Только сейчас объявилась Матрёна Короткова – хозяйка коровы. Она только что узнала о беде, постигшей её скотину, прибежала, запыхавшись, вцепилась пальцами рук в свои огненно-рыжие взлохмаченные волосы, стала причитать громким голосом, как бы ища сочувствия или оправдания за причинённые хлопоты людям от её нерадивости. Говорила она, будто пропуская слова через носоглотку, поэтому речь её казалась монолитной и непонятной окружающим её людям.

– Люди добрые, спасибо вам за то, что не дали моим сироткам умереть с голоду, спасли нашу кормилицу. Чтоб мы делали, если бы это горе случилось? Хоть в болото лезь живьём вслед за бурёнкой. Господи, благодарю тебя за заботу о нас, – она торопливо крестилась, бормоча благодарственную молитву, роняя горючие слёзы. Удручённая случившимся, женщина чувствовала себя как бы виноватой перед людьми и старалась молитвами задобрить всех и вымолить тем прощение.

– Мотя, не убивайся ты так, лучше корову помой да пиявок оборви, а то они оставят тебе от коровы одни кости, завёрнутые в кожу.

– А и правду ты говоришь, кум Сазон, а мне и в голову мою чумную энтая мысля не взбрела, – часто моргая рыжими ресницами, прогундозила Мотя

Если бы Бог считал людей своими детьми, вряд ли он был так жесткосерден. Напротив, проявлял бы к людям больше милосердия и не применял непонятные карательные меры, особенно к невинным людям. Ведь все люди – это его поделки. Неужели он забыл. Трудно представить, чтобы какая-либо живая душа, созданная Творцом, так неподобающе относилась к своим чадам.

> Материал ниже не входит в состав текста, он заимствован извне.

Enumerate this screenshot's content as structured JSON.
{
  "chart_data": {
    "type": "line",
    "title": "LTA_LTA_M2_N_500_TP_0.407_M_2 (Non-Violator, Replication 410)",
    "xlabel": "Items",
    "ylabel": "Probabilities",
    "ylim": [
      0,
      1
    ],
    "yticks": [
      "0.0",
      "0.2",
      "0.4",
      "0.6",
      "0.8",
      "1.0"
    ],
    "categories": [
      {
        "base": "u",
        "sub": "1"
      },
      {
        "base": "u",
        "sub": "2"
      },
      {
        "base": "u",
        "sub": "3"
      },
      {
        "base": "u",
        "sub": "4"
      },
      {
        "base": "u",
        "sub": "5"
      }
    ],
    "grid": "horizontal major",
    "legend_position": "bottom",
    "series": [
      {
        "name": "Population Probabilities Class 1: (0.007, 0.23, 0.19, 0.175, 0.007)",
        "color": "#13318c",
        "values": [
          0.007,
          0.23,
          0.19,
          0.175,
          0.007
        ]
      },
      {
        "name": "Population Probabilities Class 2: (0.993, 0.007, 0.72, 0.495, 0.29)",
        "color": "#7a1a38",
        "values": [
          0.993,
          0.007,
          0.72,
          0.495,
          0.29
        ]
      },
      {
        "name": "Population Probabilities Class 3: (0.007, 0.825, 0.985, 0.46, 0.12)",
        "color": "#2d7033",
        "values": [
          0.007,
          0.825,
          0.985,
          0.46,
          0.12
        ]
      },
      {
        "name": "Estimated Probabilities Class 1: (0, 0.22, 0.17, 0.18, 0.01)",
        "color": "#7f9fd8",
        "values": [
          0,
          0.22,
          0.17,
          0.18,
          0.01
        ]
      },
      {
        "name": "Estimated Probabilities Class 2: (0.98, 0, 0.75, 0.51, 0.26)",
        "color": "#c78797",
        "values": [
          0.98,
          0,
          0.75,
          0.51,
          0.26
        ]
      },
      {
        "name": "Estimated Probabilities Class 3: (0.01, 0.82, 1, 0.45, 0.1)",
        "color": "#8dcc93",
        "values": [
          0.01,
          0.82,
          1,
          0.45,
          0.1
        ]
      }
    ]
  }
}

Кинематограф туда ещё не проник, и такие вот экзотические представления заменяли его крестьянам. Это было настолько зрелищное действо, заставившее жителей по прошествии времени часто вспоминать об этом.


Описав за целый день свой полуоборот по небу, солнце медленно приближалось к горизонту. А вокруг и за болотом, и за полями, куда ни кинь свой взор, наступают на тебя дремучие леса; они не имеют, кажется, ни конца и ни края. И никаких тебе границ там, в этом сказочном мире, и запретов, а воздух живой, как сама жизнь, вдохнёшь его во всю грудь – и о смерти забудешь. Человек по-настоящему в душе чувствует себя царём природы, не обременённым никаким внутренним или внешним влиянием.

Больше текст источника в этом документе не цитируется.